I can tell from the pixels is coming to an end.

As computer-generated characters become increasingly photorealistic, people are finding it harder to distinguish between real and computer-generated

With photo retouching, postproduction in film, plastic surgery, and increasingly effective makeup & skin care products, we’re being bombarded with a growing amount of imagery featuring people who don’t appear naturally human.

bye bye uncanny valley.
2021-10-17: Things are now at the point where you can win prestigious photography prizes for fake images:

The Book of Veles: How Jonas Bendiksen hoodwinked the photography industry. The photographer explains the many layers of intrigue that went into the creation of his book about misinformation in the contemporary media landscape. If computer-generated fake news pictures are accepted by the curators who have to pick the highlights of all the year’s best photojournalism, it shows that the whole industry is quite vulnerable.
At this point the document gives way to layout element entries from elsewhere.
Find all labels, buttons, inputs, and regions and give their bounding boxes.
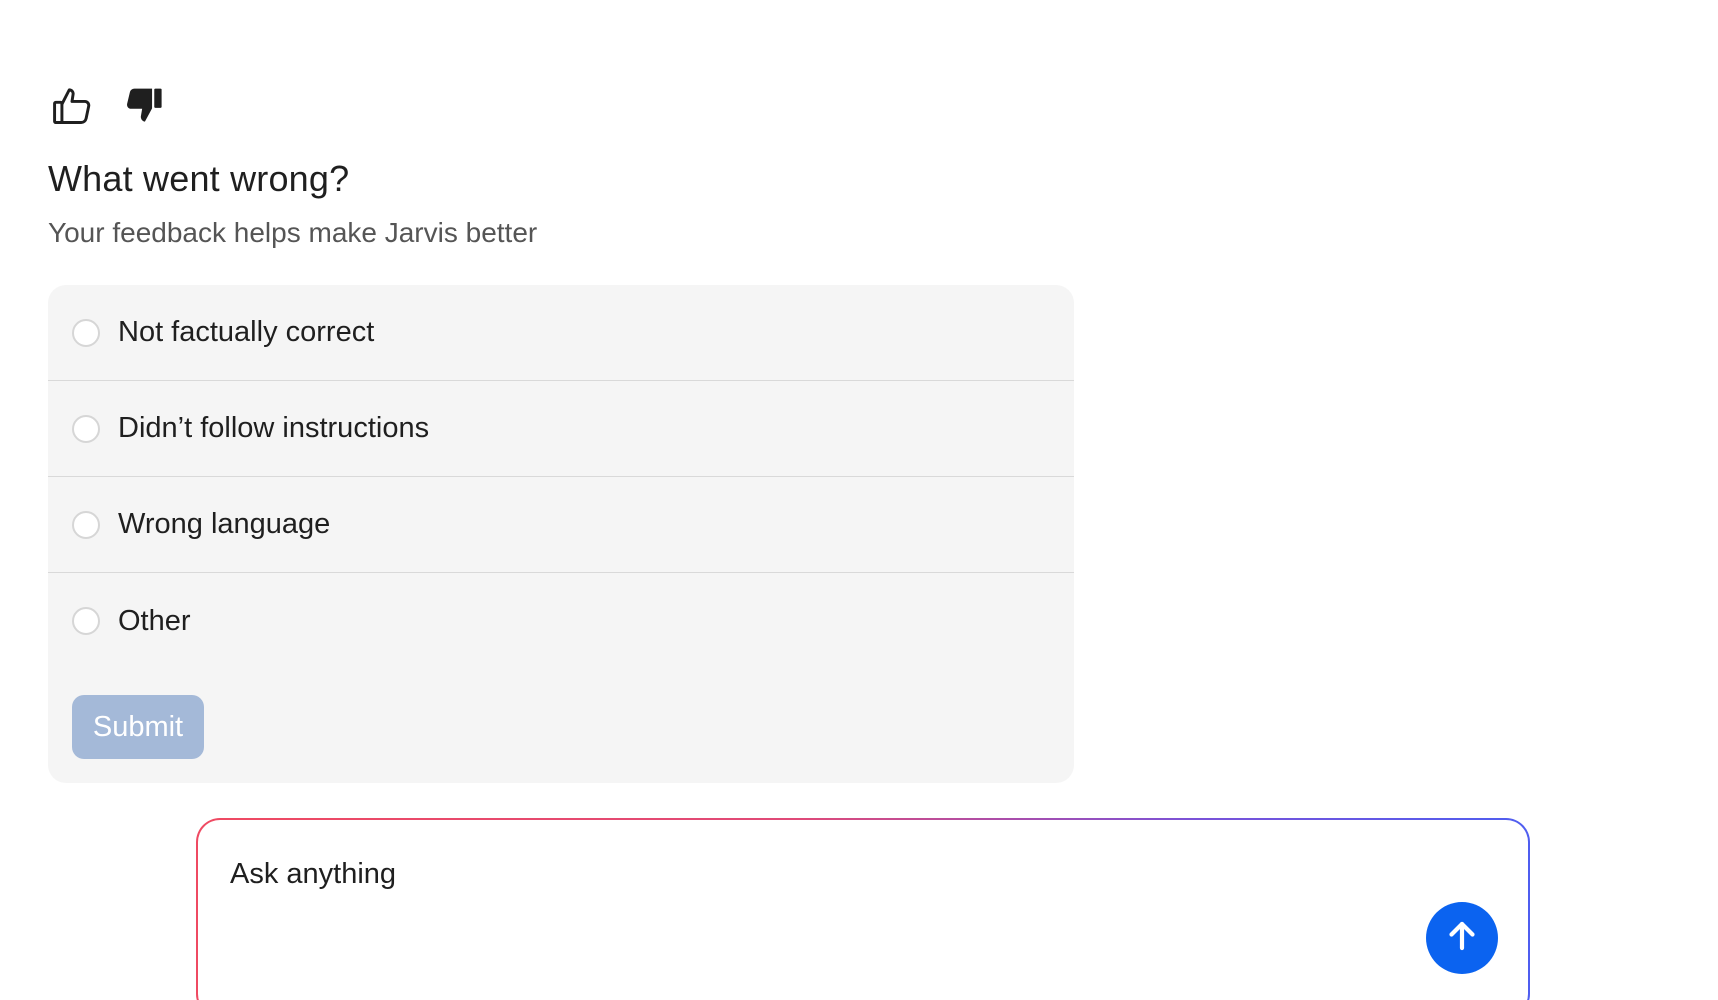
rating-row [48,82,168,130]
thumbs-down-icon [122,84,166,128]
thumbs-up-icon [50,84,94,128]
option-label: Didn’t follow instructions [118,412,430,444]
thumbs-down-button[interactable] [120,82,168,130]
thumbs-up-button[interactable] [48,82,96,130]
option-not-factually-correct[interactable]: Not factually correct [48,285,1074,381]
radio-button[interactable] [72,414,100,443]
radio-button[interactable] [72,607,100,635]
arrow-up-icon [1444,918,1480,959]
feedback-options-card: Not factually correct Didn’t follow inst… [48,285,1074,783]
option-label: Other [118,604,191,637]
option-wrong-language[interactable]: Wrong language [48,477,1074,573]
composer-border [196,818,1530,1000]
radio-button[interactable] [72,318,100,347]
option-label: Wrong language [118,508,331,540]
submit-button[interactable]: Submit [72,695,204,759]
option-other[interactable]: Other [48,573,1074,669]
feedback-subtitle: Your feedback helps make Jarvis better [48,217,538,248]
radio-button[interactable] [72,510,100,539]
feedback-page: What went wrong? Your feedback helps mak… [0,0,1718,1000]
option-label: Not factually correct [118,316,375,348]
ask-input[interactable] [230,858,1330,891]
option-didnt-follow-instructions[interactable]: Didn’t follow instructions [48,381,1074,477]
feedback-title: What went wrong? [48,158,350,199]
send-button[interactable] [1426,902,1498,974]
composer [198,820,1528,1000]
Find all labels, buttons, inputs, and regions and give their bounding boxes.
The big tech companies regularly recruit top-level hackers, even criminal ones, to try to break into their systems. They are called penetration testers. They are paid top dollar to hack as much as they can and search for weaknesses in company’s system architecture, so that they can go fix the loopholes and protect themselves against being taken advantage of. I guess I see what I did as a similar service for documentary photography and photojournalism, just on a volunteer basis.